Sie wittern, sie haschen mich schon!
Eduard Mörike (1804 – 1875)
Von Baiersbronn aus geht es hinauf auf die Höhen des Norsdchwarzwaldes mit seinen mystischen Hochmoorebenen. Vom Schliffkopf aus gelangt man – mit einem Abstecher zum Wilden See – nach knapp 20 Kilometern zum Mummelsee. Am Anfang der 4. Etappe geht es von dort aus dann hinauf auf die Hornisgrinde, die mit 1.164 Metern der höchste Berg des Nordschwarzwalds ist.
Die Streckenführung des Seensteigs ist grandios, und besonders auf der dritten und vierten Etappe hat man einen wunderbaren Blick hinunter in die Rheinebene, wo man das Straßburger Münster erkennen kann – so man denn gutes Wetter und gute Sicht hat.
Als Wolfgang Tischer vom literaturcafe.de im Spätherbst 2012 zum Mummelsee wanderte, war das Wetter alles andere als ideal. Es war kalt, und gerade als es den »Weg für Trittsichere« hinab zum Wilden See ging, regnete es in Strömen.
Ein nebliger, unwirklicher Tag – der dennoch für die literarische Expedition zum Mummelsee wie geschaffen war!
So paradox es klingt: Eine Ahnung von der Magie des Sees, wie sie Wanderer und Literaten vor vielen hundert Jahren erlebt haben könnten, hat man nur bei weniger gutem Wetter.
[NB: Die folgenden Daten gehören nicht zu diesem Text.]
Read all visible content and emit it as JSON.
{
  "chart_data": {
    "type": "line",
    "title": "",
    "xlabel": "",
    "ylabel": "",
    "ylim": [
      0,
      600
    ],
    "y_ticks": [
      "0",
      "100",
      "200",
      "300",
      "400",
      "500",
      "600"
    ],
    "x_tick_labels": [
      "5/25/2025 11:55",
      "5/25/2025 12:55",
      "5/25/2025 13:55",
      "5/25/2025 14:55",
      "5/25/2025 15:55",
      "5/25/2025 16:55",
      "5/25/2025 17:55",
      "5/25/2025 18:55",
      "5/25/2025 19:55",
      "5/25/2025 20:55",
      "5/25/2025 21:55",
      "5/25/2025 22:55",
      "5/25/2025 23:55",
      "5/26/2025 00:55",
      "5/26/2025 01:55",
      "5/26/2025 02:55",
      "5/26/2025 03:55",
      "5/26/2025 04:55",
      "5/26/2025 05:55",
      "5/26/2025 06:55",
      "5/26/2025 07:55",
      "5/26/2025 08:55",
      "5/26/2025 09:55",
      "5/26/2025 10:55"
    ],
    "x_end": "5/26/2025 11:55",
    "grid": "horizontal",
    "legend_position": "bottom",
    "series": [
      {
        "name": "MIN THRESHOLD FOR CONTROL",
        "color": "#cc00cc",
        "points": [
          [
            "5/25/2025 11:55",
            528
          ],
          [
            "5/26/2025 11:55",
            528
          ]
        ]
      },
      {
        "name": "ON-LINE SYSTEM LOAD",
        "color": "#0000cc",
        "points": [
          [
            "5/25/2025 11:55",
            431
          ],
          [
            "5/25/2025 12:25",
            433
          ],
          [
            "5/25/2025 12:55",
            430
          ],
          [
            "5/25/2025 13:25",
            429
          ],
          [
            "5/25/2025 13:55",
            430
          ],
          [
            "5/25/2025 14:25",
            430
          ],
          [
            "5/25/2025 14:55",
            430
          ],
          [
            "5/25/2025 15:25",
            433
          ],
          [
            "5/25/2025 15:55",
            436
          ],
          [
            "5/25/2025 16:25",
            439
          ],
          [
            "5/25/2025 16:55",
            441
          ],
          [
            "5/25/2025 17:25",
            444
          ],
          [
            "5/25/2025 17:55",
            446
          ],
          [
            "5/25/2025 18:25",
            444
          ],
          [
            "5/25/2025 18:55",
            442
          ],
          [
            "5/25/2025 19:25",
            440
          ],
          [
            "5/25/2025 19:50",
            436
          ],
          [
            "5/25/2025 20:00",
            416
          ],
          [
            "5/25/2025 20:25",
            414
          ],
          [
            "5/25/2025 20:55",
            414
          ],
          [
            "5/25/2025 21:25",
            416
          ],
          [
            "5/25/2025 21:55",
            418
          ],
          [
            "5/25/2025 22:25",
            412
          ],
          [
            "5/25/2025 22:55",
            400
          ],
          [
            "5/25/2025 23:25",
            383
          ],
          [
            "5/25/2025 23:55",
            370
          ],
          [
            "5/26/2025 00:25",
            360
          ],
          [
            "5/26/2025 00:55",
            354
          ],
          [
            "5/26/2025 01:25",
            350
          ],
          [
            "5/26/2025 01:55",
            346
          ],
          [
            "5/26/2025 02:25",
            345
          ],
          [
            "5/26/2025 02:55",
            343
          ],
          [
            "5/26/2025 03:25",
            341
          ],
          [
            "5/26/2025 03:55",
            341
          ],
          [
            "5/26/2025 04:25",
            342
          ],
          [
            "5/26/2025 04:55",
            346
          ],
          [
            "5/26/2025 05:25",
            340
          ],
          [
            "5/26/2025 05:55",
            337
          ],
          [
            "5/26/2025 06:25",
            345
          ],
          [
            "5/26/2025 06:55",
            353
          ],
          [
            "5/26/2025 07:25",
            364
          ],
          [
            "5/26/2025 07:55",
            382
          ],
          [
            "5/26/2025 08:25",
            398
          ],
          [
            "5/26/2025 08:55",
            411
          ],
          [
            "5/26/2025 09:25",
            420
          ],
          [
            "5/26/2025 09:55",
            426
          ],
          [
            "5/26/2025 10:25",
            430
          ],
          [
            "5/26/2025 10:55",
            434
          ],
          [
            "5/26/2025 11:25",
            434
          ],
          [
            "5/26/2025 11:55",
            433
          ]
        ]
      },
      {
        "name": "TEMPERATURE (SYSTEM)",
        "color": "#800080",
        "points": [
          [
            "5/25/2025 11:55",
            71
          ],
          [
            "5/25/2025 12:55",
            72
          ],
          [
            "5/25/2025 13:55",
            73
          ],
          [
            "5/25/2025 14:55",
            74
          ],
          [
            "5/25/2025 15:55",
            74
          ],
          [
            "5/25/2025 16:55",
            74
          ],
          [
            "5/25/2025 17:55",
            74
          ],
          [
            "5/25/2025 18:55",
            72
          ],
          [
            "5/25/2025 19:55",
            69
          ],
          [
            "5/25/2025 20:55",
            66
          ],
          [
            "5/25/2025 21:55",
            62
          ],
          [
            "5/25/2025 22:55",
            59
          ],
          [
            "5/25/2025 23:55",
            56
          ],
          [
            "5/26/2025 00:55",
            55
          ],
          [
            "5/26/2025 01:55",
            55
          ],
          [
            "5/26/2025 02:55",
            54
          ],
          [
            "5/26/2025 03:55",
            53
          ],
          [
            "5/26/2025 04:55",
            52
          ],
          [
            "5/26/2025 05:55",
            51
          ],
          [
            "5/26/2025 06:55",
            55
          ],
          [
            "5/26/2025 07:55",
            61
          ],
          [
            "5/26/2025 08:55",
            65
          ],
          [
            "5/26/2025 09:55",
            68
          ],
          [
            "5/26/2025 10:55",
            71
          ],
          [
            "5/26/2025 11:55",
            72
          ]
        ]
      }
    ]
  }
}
Trotz des Berghotels hat man den Eindruck, den See allein für sich zu haben. Nebelschleier ziehen über die Wasseroberfläche, und es fällt nicht schwer sich vorzustellen, dass man dereinst glaubte, Geister lautlos über den See huschen zu sehen.
Jakob von Grimmelshausen, der Autor des Simplicius Simplicissimus, lebte nach seiner Soldatenzeit im 30jährigen Krieg unweit des Sees und war dort Gastwirt und später Bürgermeister. Kein Wunder also, dass er die Sagen des Sees in seinen Roman einbaute und seine Hauptperson Bekanntschaft schließen lässt mit dem Seekönig und seinem Gefolge, die ihn hinab in die unterirdische Welt führen. Hierzu teilt sich die Wasseroberfläche des Sees und legt ein Treppe frei. Ein Gedenkstein am Ufer des Mummelsees erinnert an den großen Dichter.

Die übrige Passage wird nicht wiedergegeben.